This aimed at preparing the site for construction work by carrying out an extensive pre-building inspection to check if salvageable relics were buried below ground. An up-to-date storehouse, similar to the ones at the Louvre Museum in Paris and the British Museum in London, has now been built on site. It is the first of its kind to be built in Egypt and has a sophisticated security system connected directly to the police commissariat.
The opening of the museum was delayed, but in 2017 the Temporary Exhibition Hall with an exhibition on “Egyptian Crafts through the Different Eras” was inaugurated by former minister of tourism and antiquities Khaled Al-Enany and Irina Bokova, former director-general of UNESCO.
This hall showcased the four main crafts that have shaped Egyptian culture, pottery, wood, textiles, and ornaments, through displaying a collection of 400 artefacts from different periods. Short documentaries highlighting the distinctive characters of these authentic Egyptian crafts were also screened on large TV screens.
In 2021, the museum received the 22 royal mummies announcing its official opening by President Abdel-Fattah Al-Sisi.
The NMEC Main Hall is designed to offer visitors a holistic experience of the evolution of Egyptian civilisation. It showcases tangible and intangible Egyptian heritage within a framework that allows visitors to relate to the artefacts while acquiring a deeper understanding of Egyptian culture in a welcoming and exciting environment.
The exhibits highlight important achievements in different eras, starting from prehistoric times and going through the ancient Egyptian, Graeco-Roman, Coptic and Islamic eras reaching modern-day Egypt.
The Mummies Hall, a key display of the museum, is designed to look like the royal tombs in Luxor’s Valley of the Kings. It has a slope leading down to it where visitors find themselves face-to-face with the royal mummies in a dimly lighted hall.
In addition to the royal mummies and their coffins, this displays panels about the first and second cachette of mummies, along with photographs of the Pharaoh Amenhotep II’s tomb (KV35), the hiding place where the second group of royal mummies was uncovered in the late 19th century. Other objects are also shown, such as linen shreds decorated with images of the ancient Egyptian god of mummification Osiris.

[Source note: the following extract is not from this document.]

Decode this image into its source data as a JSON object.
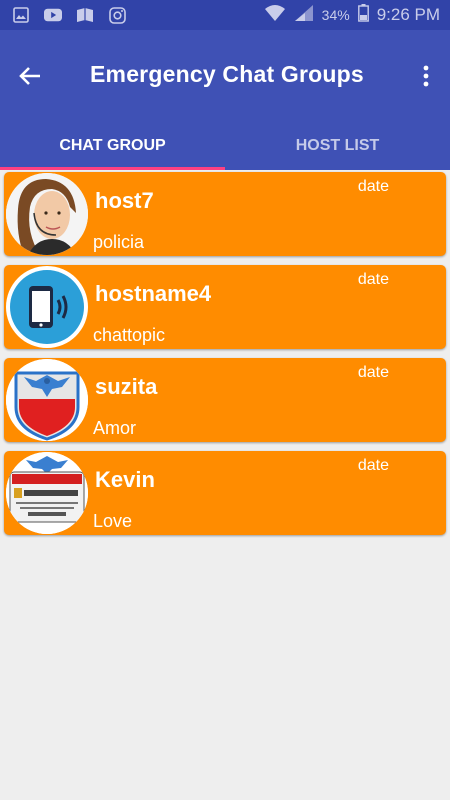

The history of each king and queen is also on show beside his or her mummy, as well as the results of DNA tests, descriptions of the diseases the mummy suffered from during life, as well as the lineage and members of the family.
To celebrate the first anniversary of the NMEC in April 2022, a new hall for Egyptian textiles was inaugurated. It presents the art of Egyptian textiles throughout history by exhibiting a collection of tools used by the ancient Egyptians to clean clothes, along with illustrations demonstrating the various stages of laundering clothes in ancient times.
Monks’ robes, icons, and clothes from the Islamic era are also exhibited, along with a collection showing the traditional costumes of all the different governorates. Among the most important objects on display are a collection of linen robes dating from the Ptolemaic, Coptic, Islamic and modern eras, along with a group of fabrics and ancient spinning and weaving instruments, a model of a textile workshop dating back to the ancient Egyptian Middle Kingdom, a statue of an overseer of weavers during the Old Kingdom, and a group of statues and paintings that chronicle fashions through the ages.
The display is enriched with a collection of heritage and traditional fabrics showing traditional costumes in modern times, specifically from North and South Sinai, Siwa, the Delta, Upper Egypt, and Nubia, and a unique collection of traditional costumes of farmers and women.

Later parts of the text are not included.